How Wall Street Sees Ryan's
At first glance, it looks like Ryan's Family Steak Houses Inc. (RYAN, over the counter) hasn't fared too shabbily during the industry's hard times, tripling in less than four years from its IPO price in July 1982 of $9.25 to $30.50 last spring. That's way off the mark, however. The stock has been split no fewer than four times in that interval, in tandem with its four-year earnings-per-share growth rate of 55%.Thus last spring's price of $30.50 is really the equivalent of $205.88 per share -- the best performance by far among public restaurant issues.
Wall Street has been only a reluctant believer in Ryan's management style, though. For one thing, because the company refuses to borrow, it would seem that it couldn't leverage the kind of earnings growth investors in small companies expect. But last year's 12-month earnings-per-share jump of 53% put the lie to that assumption. Observes Frank Williams, a special-situations analyst affiliated with the Boston office of the brokerage firm of Cantor, Fitzgerald & Co., "The way they've built the business has enabled them to maintain absolute control over every important area.

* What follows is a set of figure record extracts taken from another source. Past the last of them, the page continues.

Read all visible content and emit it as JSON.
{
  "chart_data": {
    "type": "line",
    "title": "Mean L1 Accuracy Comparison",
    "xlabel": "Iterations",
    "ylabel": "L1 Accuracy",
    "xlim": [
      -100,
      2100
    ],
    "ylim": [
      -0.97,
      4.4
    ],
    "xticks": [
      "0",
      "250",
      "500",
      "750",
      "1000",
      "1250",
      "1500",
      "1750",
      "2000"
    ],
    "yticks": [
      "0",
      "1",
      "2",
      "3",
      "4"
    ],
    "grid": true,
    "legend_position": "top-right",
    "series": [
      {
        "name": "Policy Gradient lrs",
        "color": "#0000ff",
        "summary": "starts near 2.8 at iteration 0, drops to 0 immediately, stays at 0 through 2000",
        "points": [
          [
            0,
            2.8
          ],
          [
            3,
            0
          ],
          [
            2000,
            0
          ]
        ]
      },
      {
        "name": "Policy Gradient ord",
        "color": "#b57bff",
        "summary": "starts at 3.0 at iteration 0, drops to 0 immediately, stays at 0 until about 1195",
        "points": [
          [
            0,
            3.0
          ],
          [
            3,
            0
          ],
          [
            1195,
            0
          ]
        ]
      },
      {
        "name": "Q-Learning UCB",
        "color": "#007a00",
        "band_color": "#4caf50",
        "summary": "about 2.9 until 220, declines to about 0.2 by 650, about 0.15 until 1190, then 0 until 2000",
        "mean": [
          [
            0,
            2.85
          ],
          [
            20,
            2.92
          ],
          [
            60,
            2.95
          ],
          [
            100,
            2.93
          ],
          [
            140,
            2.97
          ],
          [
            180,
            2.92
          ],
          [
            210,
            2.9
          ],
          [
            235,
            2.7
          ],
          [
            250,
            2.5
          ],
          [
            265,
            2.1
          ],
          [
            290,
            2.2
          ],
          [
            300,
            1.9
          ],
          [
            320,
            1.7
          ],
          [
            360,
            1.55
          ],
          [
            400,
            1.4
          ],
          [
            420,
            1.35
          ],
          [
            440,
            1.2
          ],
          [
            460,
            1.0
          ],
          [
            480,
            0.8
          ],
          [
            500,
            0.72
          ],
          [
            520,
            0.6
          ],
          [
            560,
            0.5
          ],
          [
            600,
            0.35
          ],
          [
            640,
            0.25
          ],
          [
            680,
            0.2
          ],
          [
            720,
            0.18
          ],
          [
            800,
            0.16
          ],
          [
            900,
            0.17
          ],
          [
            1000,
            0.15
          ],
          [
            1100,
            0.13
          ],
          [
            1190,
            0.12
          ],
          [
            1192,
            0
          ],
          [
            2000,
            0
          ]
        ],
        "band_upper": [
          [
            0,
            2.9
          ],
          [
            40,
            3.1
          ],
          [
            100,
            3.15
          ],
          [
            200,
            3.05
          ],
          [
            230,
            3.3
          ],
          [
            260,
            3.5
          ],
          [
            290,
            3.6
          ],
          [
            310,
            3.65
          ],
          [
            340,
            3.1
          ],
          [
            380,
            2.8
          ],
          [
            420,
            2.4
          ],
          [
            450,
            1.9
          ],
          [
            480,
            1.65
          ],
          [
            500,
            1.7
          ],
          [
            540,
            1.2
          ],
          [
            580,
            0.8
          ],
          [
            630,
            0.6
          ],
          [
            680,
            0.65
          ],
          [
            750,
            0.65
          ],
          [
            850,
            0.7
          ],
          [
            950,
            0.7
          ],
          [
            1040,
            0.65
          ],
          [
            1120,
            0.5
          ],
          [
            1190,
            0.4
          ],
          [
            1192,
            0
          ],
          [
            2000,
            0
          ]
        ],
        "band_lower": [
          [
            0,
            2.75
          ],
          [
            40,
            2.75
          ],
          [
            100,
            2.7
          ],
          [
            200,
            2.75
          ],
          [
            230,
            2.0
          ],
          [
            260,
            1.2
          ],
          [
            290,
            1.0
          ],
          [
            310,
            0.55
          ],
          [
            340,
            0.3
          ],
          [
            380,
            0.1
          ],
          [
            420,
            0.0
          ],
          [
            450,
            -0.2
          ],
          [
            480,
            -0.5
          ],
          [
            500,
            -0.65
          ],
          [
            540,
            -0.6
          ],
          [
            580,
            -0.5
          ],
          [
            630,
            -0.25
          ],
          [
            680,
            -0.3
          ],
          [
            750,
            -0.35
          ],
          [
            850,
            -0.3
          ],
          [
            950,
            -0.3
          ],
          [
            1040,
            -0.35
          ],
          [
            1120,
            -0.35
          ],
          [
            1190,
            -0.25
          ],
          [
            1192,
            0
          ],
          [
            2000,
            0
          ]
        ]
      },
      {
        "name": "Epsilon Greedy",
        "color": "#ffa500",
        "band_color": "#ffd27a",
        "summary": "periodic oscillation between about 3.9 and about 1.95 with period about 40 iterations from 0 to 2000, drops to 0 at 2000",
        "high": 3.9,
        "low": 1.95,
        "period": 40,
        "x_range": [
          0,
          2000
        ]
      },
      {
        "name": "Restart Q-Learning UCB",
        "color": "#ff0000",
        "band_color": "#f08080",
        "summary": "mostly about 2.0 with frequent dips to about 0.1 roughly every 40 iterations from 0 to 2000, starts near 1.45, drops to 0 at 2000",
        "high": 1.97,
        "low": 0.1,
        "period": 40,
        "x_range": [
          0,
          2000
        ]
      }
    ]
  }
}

When you have debts you surrender control over certain parts of the business -- the banker has a vote."
And when Ryan's rolled out its expensive "mega" food bar last September, threatening a severe margin squeeze, again Wall Streeters fidgeted. ". . . [Ryan's] food costs have risen roughly 3% to 5% and payroll costs an additional 3%, resulting in a compression of operating margins from 20% to 13% to 15%. . . . The trend to tighter margins is undeniable. . . ." worried L. Keith Mullins of Morgan Stanley & Co. (Unnecessarily, as it turned out: the make-it-yourself salad spread increased 1985 sales by nearly 6% over the previous year.) Not only that, Ryan's wasn't spending anything on promoting itself, insisting on opening a unit with nary an advertising word. "Initially, the analysts were baffled that we didn't advertise," recounts chief executive officer Alvin A. McCall Jr.But as earnings compounded and the price of RYAN kept climbing, they soon were singing a different tune. "Now they're saying this is the way everybody else ought to be: good enough that customers will come back without having to spend money on advertising."